Some subjects' specimen actual day need to clarify

Hi, I find some duplicated actual days from some individual subject as below, can you clarify them? For example, the subject_id = 2, it has two specimens associated day1 (actual day). The problematic pid are 2, 48, 49, 54, and 55, all from 2020 dataset. No issue was found in 2021 dataset.

specimen_id subject_id actual_day_relative_to_boost planned_day_relative_to_boost specimen_type visit dataset
6 11 2 1 0 Blood 1 2020_dataset
7 12 2 1 1 Blood 2 2020_dataset
8 13 2 3 3 Blood 3 2020_dataset
9 14 2 7 7 Blood 4 2020_dataset
10 15 2 14 14 Blood 5 2020_dataset
specimen_id subject_id actual_day_relative_to_boost planned_day_relative_to_boost specimen_type visit dataset
232 369 48 -63 0 Blood 1 2020_dataset
233 370 48 1 1 Blood 2 2020_dataset
234 371 48 7 3 Blood 3 2020_dataset
235 372 48 7 7 Blood 4 2020_dataset
236 373 48 14 14 Blood 5 2020_dataset
specimen_id subject_id actual_day_relative_to_boost planned_day_relative_to_boost specimen_type visit dataset
237 376 49 -56 0 Blood 1 2020_dataset
238 377 49 1 1 Blood 2 2020_dataset
239 378 49 7 3 Blood 3 2020_dataset
240 379 49 7 7 Blood 4 2020_dataset
241 380 49 14 14 Blood 5 2020_dataset
specimen_id subject_id actual_day_relative_to_boost planned_day_relative_to_boost specimen_type visit dataset
262 412 54 -36 0 Blood 1 2020_dataset
263 413 54 1 1 Blood 2 2020_dataset
264 414 54 7 3 Blood 3 2020_dataset
265 415 54 7 7 Blood 4 2020_dataset
266 416 54 14 14 Blood 5 2020_dataset
specimen_id subject_id actual_day_relative_to_boost planned_day_relative_to_boost specimen_type visit dataset
267 419 55 -8 0 Blood 1 2020_dataset
268 420 55 1 1 Blood 2 2020_dataset
269 421 55 7 3 Blood 3 2020_dataset
270 422 55 7 7 Blood 4 2020_dataset
271 423 55 14 14 Blood 5 2020_dataset

Thanks @Joe, for raising this query. We are double-checking subject and specimen information with our clinical core one more time. I will update you here shortly.

Update 2023-10-12

@Joe We found some typing errors in the original data tables. These mistakes are now corrected.
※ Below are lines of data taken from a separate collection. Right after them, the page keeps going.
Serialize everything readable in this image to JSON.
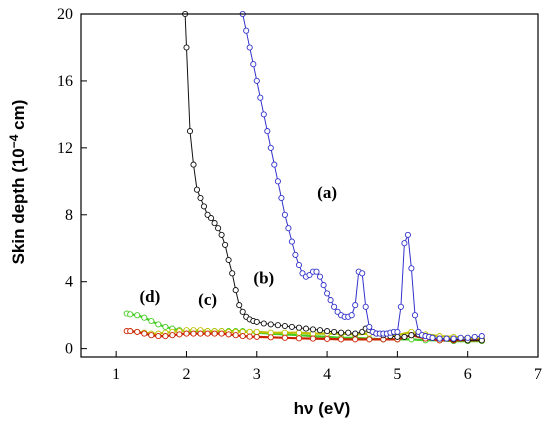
{
  "chart_data": {
    "type": "line",
    "xlabel": "hν (eV)",
    "ylabel": "Skin depth (10",
    "ylabel_exp": "−4",
    "ylabel_unit": " cm)",
    "xlim": [
      0.5,
      7
    ],
    "ylim": [
      -0.5,
      20
    ],
    "xticks": [
      1,
      2,
      3,
      4,
      5,
      6,
      7
    ],
    "yticks": [
      0,
      4,
      8,
      12,
      16,
      20
    ],
    "grid": false,
    "series": [
      {
        "name": "(a)",
        "color": "#3333cc",
        "marker": "open-circle",
        "x": [
          2.8,
          2.85,
          2.9,
          2.95,
          3.0,
          3.05,
          3.1,
          3.15,
          3.2,
          3.25,
          3.3,
          3.35,
          3.4,
          3.45,
          3.5,
          3.55,
          3.6,
          3.65,
          3.7,
          3.75,
          3.8,
          3.85,
          3.9,
          3.95,
          4.0,
          4.05,
          4.1,
          4.15,
          4.2,
          4.25,
          4.3,
          4.35,
          4.4,
          4.45,
          4.5,
          4.55,
          4.6,
          4.65,
          4.7,
          4.75,
          4.8,
          4.85,
          4.9,
          4.95,
          5.0,
          5.05,
          5.1,
          5.15,
          5.2,
          5.25,
          5.3,
          5.35,
          5.4,
          5.45,
          5.5,
          5.6,
          5.7,
          5.8,
          5.9,
          6.0,
          6.1,
          6.2
        ],
        "y": [
          20,
          19.0,
          18.0,
          17.0,
          16.0,
          15.0,
          14.0,
          13.0,
          12.0,
          11.0,
          10.0,
          9.0,
          8.0,
          7.2,
          6.4,
          5.6,
          5.0,
          4.5,
          4.3,
          4.4,
          4.6,
          4.6,
          4.3,
          3.8,
          3.3,
          2.9,
          2.5,
          2.2,
          2.0,
          1.9,
          1.9,
          2.0,
          2.6,
          4.6,
          4.5,
          2.5,
          1.3,
          1.0,
          0.9,
          0.9,
          0.9,
          0.9,
          0.95,
          1.0,
          1.0,
          2.5,
          6.3,
          6.8,
          4.8,
          2.0,
          1.0,
          0.8,
          0.75,
          0.7,
          0.65,
          0.6,
          0.6,
          0.6,
          0.65,
          0.65,
          0.7,
          0.75
        ]
      },
      {
        "name": "(b)",
        "color": "#111111",
        "marker": "open-circle",
        "x": [
          1.98,
          2.0,
          2.05,
          2.1,
          2.15,
          2.2,
          2.25,
          2.3,
          2.35,
          2.4,
          2.45,
          2.5,
          2.55,
          2.6,
          2.65,
          2.7,
          2.75,
          2.8,
          2.85,
          2.9,
          2.95,
          3.0,
          3.1,
          3.2,
          3.3,
          3.4,
          3.5,
          3.6,
          3.7,
          3.8,
          3.9,
          4.0,
          4.1,
          4.2,
          4.3,
          4.4,
          4.5,
          4.55,
          4.6,
          4.65,
          4.7,
          4.8,
          4.9,
          5.0,
          5.1,
          5.2,
          5.3,
          5.4,
          5.5,
          5.6,
          5.8,
          6.0,
          6.2
        ],
        "y": [
          20,
          18.0,
          13.0,
          11.0,
          9.5,
          9.0,
          8.5,
          8.0,
          7.8,
          7.5,
          7.2,
          6.8,
          6.2,
          5.3,
          4.5,
          3.5,
          2.6,
          2.2,
          1.9,
          1.75,
          1.65,
          1.6,
          1.5,
          1.45,
          1.4,
          1.35,
          1.3,
          1.25,
          1.2,
          1.15,
          1.1,
          1.05,
          1.0,
          0.95,
          0.95,
          0.9,
          1.0,
          1.2,
          1.1,
          1.0,
          0.9,
          0.8,
          0.75,
          0.7,
          0.7,
          0.8,
          0.85,
          0.75,
          0.65,
          0.6,
          0.55,
          0.5,
          0.5
        ]
      },
      {
        "name": "(c)",
        "color": "#c0c000",
        "marker": "open-circle",
        "x": [
          1.2,
          1.3,
          1.4,
          1.5,
          1.6,
          1.7,
          1.8,
          1.9,
          2.0,
          2.1,
          2.2,
          2.3,
          2.4,
          2.5,
          2.6,
          2.7,
          2.8,
          2.9,
          3.0,
          3.2,
          3.4,
          3.6,
          3.8,
          4.0,
          4.2,
          4.4,
          4.6,
          4.8,
          5.0,
          5.2,
          5.4,
          5.6,
          5.8,
          6.0,
          6.2
        ],
        "y": [
          1.05,
          1.0,
          0.95,
          0.9,
          0.9,
          0.95,
          1.0,
          1.05,
          1.1,
          1.1,
          1.1,
          1.05,
          1.05,
          1.05,
          1.0,
          1.0,
          1.0,
          1.0,
          1.0,
          0.95,
          0.95,
          0.95,
          0.9,
          0.9,
          0.9,
          0.85,
          0.9,
          0.85,
          0.8,
          1.0,
          0.85,
          0.75,
          0.7,
          0.65,
          0.6
        ]
      },
      {
        "name": "(d)",
        "color": "#44cc22",
        "marker": "open-circle",
        "x": [
          1.15,
          1.2,
          1.3,
          1.4,
          1.5,
          1.6,
          1.7,
          1.8,
          1.9,
          2.0,
          2.1,
          2.2,
          2.3,
          2.4,
          2.5,
          2.6,
          2.7,
          2.8,
          2.9,
          3.0,
          3.2,
          3.4,
          3.6,
          3.8,
          4.0,
          4.2,
          4.4,
          4.6,
          4.8,
          5.0,
          5.2,
          5.4,
          5.6,
          5.8,
          6.0,
          6.2
        ],
        "y": [
          2.1,
          2.05,
          2.0,
          1.85,
          1.65,
          1.45,
          1.3,
          1.2,
          1.1,
          1.05,
          1.05,
          1.05,
          1.05,
          1.05,
          1.05,
          1.05,
          1.05,
          1.05,
          1.0,
          0.95,
          0.9,
          0.85,
          0.8,
          0.75,
          0.7,
          0.65,
          0.65,
          0.6,
          0.55,
          0.55,
          0.55,
          0.5,
          0.5,
          0.45,
          0.45,
          0.45
        ]
      },
      {
        "name": "",
        "color": "#cc2200",
        "marker": "open-circle",
        "x": [
          1.15,
          1.2,
          1.3,
          1.4,
          1.5,
          1.6,
          1.7,
          1.8,
          1.9,
          2.0,
          2.1,
          2.2,
          2.3,
          2.4,
          2.5,
          2.6,
          2.7,
          2.8,
          2.9,
          3.0,
          3.2,
          3.4,
          3.6,
          3.8,
          4.0,
          4.2,
          4.4,
          4.6,
          4.8,
          5.0,
          5.2,
          5.4,
          5.6,
          5.8,
          6.0,
          6.2
        ],
        "y": [
          1.05,
          1.05,
          1.0,
          0.9,
          0.8,
          0.75,
          0.75,
          0.8,
          0.85,
          0.9,
          0.9,
          0.9,
          0.9,
          0.9,
          0.9,
          0.85,
          0.8,
          0.75,
          0.72,
          0.7,
          0.68,
          0.65,
          0.62,
          0.6,
          0.58,
          0.55,
          0.55,
          0.55,
          0.55,
          0.55,
          0.8,
          0.6,
          0.5,
          0.5,
          0.5,
          0.5
        ]
      }
    ],
    "annotations": [
      {
        "text": "(a)",
        "x": 4.0,
        "y": 9.0
      },
      {
        "text": "(b)",
        "x": 3.1,
        "y": 3.9
      },
      {
        "text": "(c)",
        "x": 2.3,
        "y": 2.6
      },
      {
        "text": "(d)",
        "x": 1.48,
        "y": 2.8
      }
    ]
  }
}
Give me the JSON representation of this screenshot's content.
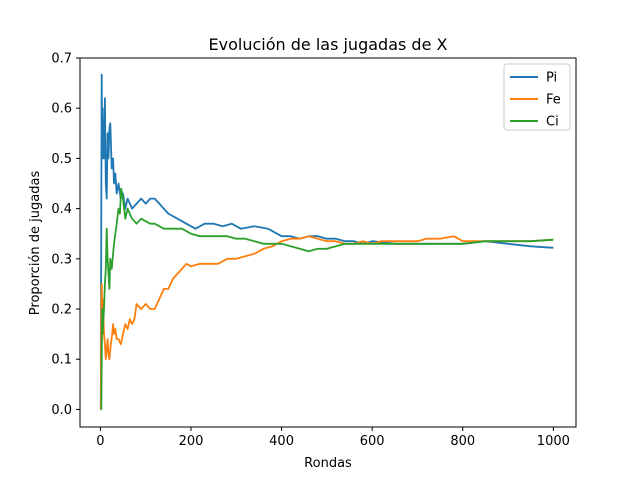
{
  "chart_data": {
    "type": "line",
    "title": "Evolución de las jugadas de X",
    "xlabel": "Rondas",
    "ylabel": "Proporción de jugadas",
    "xlim": [
      -45,
      1050
    ],
    "ylim": [
      -0.035,
      0.7
    ],
    "xticks": [
      0,
      200,
      400,
      600,
      800,
      1000
    ],
    "yticks": [
      0.0,
      0.1,
      0.2,
      0.3,
      0.4,
      0.5,
      0.6,
      0.7
    ],
    "xtick_labels": [
      "0",
      "200",
      "400",
      "600",
      "800",
      "1000"
    ],
    "ytick_labels": [
      "0.0",
      "0.1",
      "0.2",
      "0.3",
      "0.4",
      "0.5",
      "0.6",
      "0.7"
    ],
    "legend_position": "top-right",
    "grid": false,
    "series": [
      {
        "name": "Pi",
        "color": "#1f77b4",
        "points": [
          [
            1,
            0
          ],
          [
            2,
            0.4
          ],
          [
            3,
            0.667
          ],
          [
            4,
            0.5
          ],
          [
            5,
            0.6
          ],
          [
            6,
            0.5
          ],
          [
            7,
            0.57
          ],
          [
            8,
            0.5
          ],
          [
            10,
            0.62
          ],
          [
            12,
            0.45
          ],
          [
            14,
            0.42
          ],
          [
            16,
            0.55
          ],
          [
            18,
            0.5
          ],
          [
            20,
            0.56
          ],
          [
            22,
            0.57
          ],
          [
            25,
            0.48
          ],
          [
            28,
            0.5
          ],
          [
            30,
            0.45
          ],
          [
            33,
            0.47
          ],
          [
            36,
            0.43
          ],
          [
            40,
            0.45
          ],
          [
            45,
            0.42
          ],
          [
            50,
            0.43
          ],
          [
            55,
            0.4
          ],
          [
            60,
            0.42
          ],
          [
            70,
            0.4
          ],
          [
            80,
            0.41
          ],
          [
            90,
            0.42
          ],
          [
            100,
            0.41
          ],
          [
            110,
            0.42
          ],
          [
            120,
            0.42
          ],
          [
            130,
            0.41
          ],
          [
            150,
            0.39
          ],
          [
            170,
            0.38
          ],
          [
            190,
            0.37
          ],
          [
            210,
            0.36
          ],
          [
            230,
            0.37
          ],
          [
            250,
            0.37
          ],
          [
            270,
            0.365
          ],
          [
            290,
            0.37
          ],
          [
            310,
            0.36
          ],
          [
            340,
            0.365
          ],
          [
            370,
            0.36
          ],
          [
            380,
            0.355
          ],
          [
            400,
            0.345
          ],
          [
            420,
            0.345
          ],
          [
            440,
            0.34
          ],
          [
            460,
            0.345
          ],
          [
            480,
            0.345
          ],
          [
            500,
            0.34
          ],
          [
            520,
            0.34
          ],
          [
            540,
            0.335
          ],
          [
            560,
            0.335
          ],
          [
            580,
            0.33
          ],
          [
            600,
            0.335
          ],
          [
            650,
            0.33
          ],
          [
            700,
            0.33
          ],
          [
            750,
            0.33
          ],
          [
            800,
            0.33
          ],
          [
            850,
            0.335
          ],
          [
            900,
            0.33
          ],
          [
            950,
            0.325
          ],
          [
            1000,
            0.322
          ]
        ]
      },
      {
        "name": "Fe",
        "color": "#ff7f0e",
        "points": [
          [
            1,
            0
          ],
          [
            2,
            0.2
          ],
          [
            3,
            0.25
          ],
          [
            4,
            0.2
          ],
          [
            5,
            0.22
          ],
          [
            6,
            0.2
          ],
          [
            8,
            0.15
          ],
          [
            10,
            0.13
          ],
          [
            12,
            0.1
          ],
          [
            14,
            0.12
          ],
          [
            16,
            0.14
          ],
          [
            18,
            0.11
          ],
          [
            20,
            0.1
          ],
          [
            23,
            0.13
          ],
          [
            26,
            0.15
          ],
          [
            28,
            0.17
          ],
          [
            30,
            0.15
          ],
          [
            33,
            0.16
          ],
          [
            36,
            0.14
          ],
          [
            40,
            0.14
          ],
          [
            45,
            0.13
          ],
          [
            50,
            0.15
          ],
          [
            55,
            0.17
          ],
          [
            60,
            0.16
          ],
          [
            65,
            0.18
          ],
          [
            70,
            0.17
          ],
          [
            75,
            0.18
          ],
          [
            80,
            0.21
          ],
          [
            90,
            0.2
          ],
          [
            100,
            0.21
          ],
          [
            110,
            0.2
          ],
          [
            120,
            0.2
          ],
          [
            130,
            0.22
          ],
          [
            140,
            0.24
          ],
          [
            150,
            0.24
          ],
          [
            160,
            0.26
          ],
          [
            170,
            0.27
          ],
          [
            180,
            0.28
          ],
          [
            190,
            0.29
          ],
          [
            200,
            0.285
          ],
          [
            220,
            0.29
          ],
          [
            240,
            0.29
          ],
          [
            260,
            0.29
          ],
          [
            280,
            0.3
          ],
          [
            300,
            0.3
          ],
          [
            320,
            0.305
          ],
          [
            340,
            0.31
          ],
          [
            360,
            0.32
          ],
          [
            380,
            0.325
          ],
          [
            400,
            0.335
          ],
          [
            420,
            0.34
          ],
          [
            440,
            0.34
          ],
          [
            460,
            0.345
          ],
          [
            480,
            0.34
          ],
          [
            500,
            0.335
          ],
          [
            520,
            0.335
          ],
          [
            540,
            0.33
          ],
          [
            560,
            0.33
          ],
          [
            580,
            0.335
          ],
          [
            600,
            0.33
          ],
          [
            620,
            0.335
          ],
          [
            650,
            0.335
          ],
          [
            680,
            0.335
          ],
          [
            700,
            0.335
          ],
          [
            720,
            0.34
          ],
          [
            750,
            0.34
          ],
          [
            780,
            0.345
          ],
          [
            800,
            0.335
          ],
          [
            820,
            0.335
          ],
          [
            850,
            0.335
          ],
          [
            900,
            0.335
          ],
          [
            950,
            0.335
          ],
          [
            1000,
            0.338
          ]
        ]
      },
      {
        "name": "Ci",
        "color": "#2ca02c",
        "points": [
          [
            1,
            0
          ],
          [
            2,
            0
          ],
          [
            3,
            0.1
          ],
          [
            4,
            0.2
          ],
          [
            5,
            0.15
          ],
          [
            6,
            0.17
          ],
          [
            8,
            0.2
          ],
          [
            10,
            0.25
          ],
          [
            12,
            0.28
          ],
          [
            14,
            0.36
          ],
          [
            16,
            0.3
          ],
          [
            18,
            0.27
          ],
          [
            20,
            0.24
          ],
          [
            22,
            0.3
          ],
          [
            25,
            0.28
          ],
          [
            28,
            0.31
          ],
          [
            30,
            0.33
          ],
          [
            33,
            0.35
          ],
          [
            36,
            0.37
          ],
          [
            40,
            0.4
          ],
          [
            43,
            0.39
          ],
          [
            46,
            0.44
          ],
          [
            50,
            0.42
          ],
          [
            55,
            0.38
          ],
          [
            60,
            0.4
          ],
          [
            65,
            0.39
          ],
          [
            70,
            0.38
          ],
          [
            80,
            0.37
          ],
          [
            90,
            0.38
          ],
          [
            100,
            0.375
          ],
          [
            110,
            0.37
          ],
          [
            120,
            0.37
          ],
          [
            140,
            0.36
          ],
          [
            160,
            0.36
          ],
          [
            180,
            0.36
          ],
          [
            200,
            0.35
          ],
          [
            220,
            0.345
          ],
          [
            240,
            0.345
          ],
          [
            260,
            0.345
          ],
          [
            280,
            0.345
          ],
          [
            300,
            0.34
          ],
          [
            320,
            0.34
          ],
          [
            340,
            0.335
          ],
          [
            360,
            0.33
          ],
          [
            380,
            0.33
          ],
          [
            400,
            0.33
          ],
          [
            420,
            0.325
          ],
          [
            440,
            0.32
          ],
          [
            460,
            0.315
          ],
          [
            480,
            0.32
          ],
          [
            500,
            0.32
          ],
          [
            520,
            0.325
          ],
          [
            540,
            0.33
          ],
          [
            560,
            0.33
          ],
          [
            580,
            0.33
          ],
          [
            600,
            0.33
          ],
          [
            650,
            0.33
          ],
          [
            700,
            0.33
          ],
          [
            750,
            0.33
          ],
          [
            800,
            0.33
          ],
          [
            850,
            0.335
          ],
          [
            900,
            0.335
          ],
          [
            950,
            0.335
          ],
          [
            1000,
            0.338
          ]
        ]
      }
    ]
  }
}
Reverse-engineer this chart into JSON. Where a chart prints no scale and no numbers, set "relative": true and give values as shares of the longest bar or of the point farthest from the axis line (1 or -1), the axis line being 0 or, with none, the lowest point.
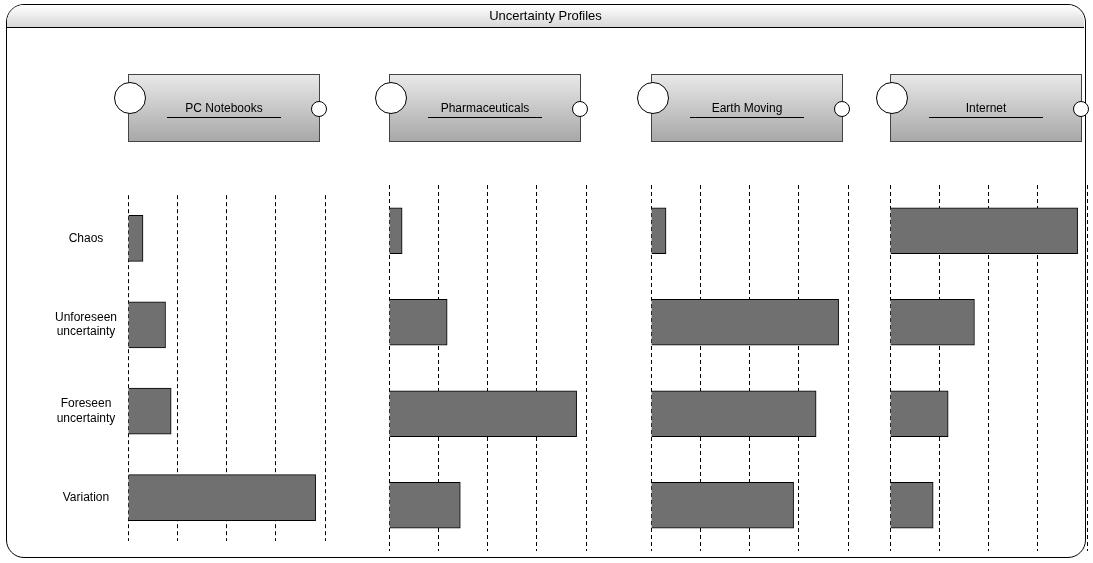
{
  "chart_data": [
    {
      "type": "bar",
      "orientation": "horizontal",
      "relative": true,
      "grid": "x",
      "title": "PC Notebooks",
      "annotations": [
        "Uncertainty Profiles"
      ],
      "categories": [
        "Chaos",
        "Unforeseen uncertainty",
        "Foreseen uncertainty",
        "Variation"
      ],
      "series": [
        {
          "color": "#707070",
          "values": [
            0.08,
            0.2,
            0.23,
            1
          ]
        }
      ]
    },
    {
      "type": "bar",
      "orientation": "horizontal",
      "relative": true,
      "grid": "x",
      "title": "Pharmaceuticals",
      "tick_labels": false,
      "categories": [
        null,
        null,
        null,
        null
      ],
      "series": [
        {
          "color": "#707070",
          "values": [
            0.07,
            0.31,
            1,
            0.38
          ]
        }
      ]
    },
    {
      "type": "bar",
      "orientation": "horizontal",
      "relative": true,
      "grid": "x",
      "title": "Earth Moving",
      "tick_labels": false,
      "categories": [
        null,
        null,
        null,
        null
      ],
      "series": [
        {
          "color": "#707070",
          "values": [
            0.08,
            1,
            0.88,
            0.76
          ]
        }
      ]
    },
    {
      "type": "bar",
      "orientation": "horizontal",
      "relative": true,
      "grid": "x",
      "title": "Internet",
      "tick_labels": false,
      "categories": [
        null,
        null,
        null,
        null
      ],
      "series": [
        {
          "color": "#707070",
          "values": [
            1,
            0.45,
            0.31,
            0.23
          ]
        }
      ]
    }
  ]
}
The following are correct entries:

  • 6 11 2 0 0 Blood 1 2020_dataset
  • 234 371 48 3 3 Blood 3 2020_dataset
  • 239 378 49 3 3 Blood 3 2020_dataset
  • 264 414 54 3 3 Blood 3 2020_dataset
  • 269 421 55 3 3 Blood 3 2020_dataset

We also noted a few suggestions that resulted in changes in datasets. I will be providing a comprehensive description of all the modified datasets in another post.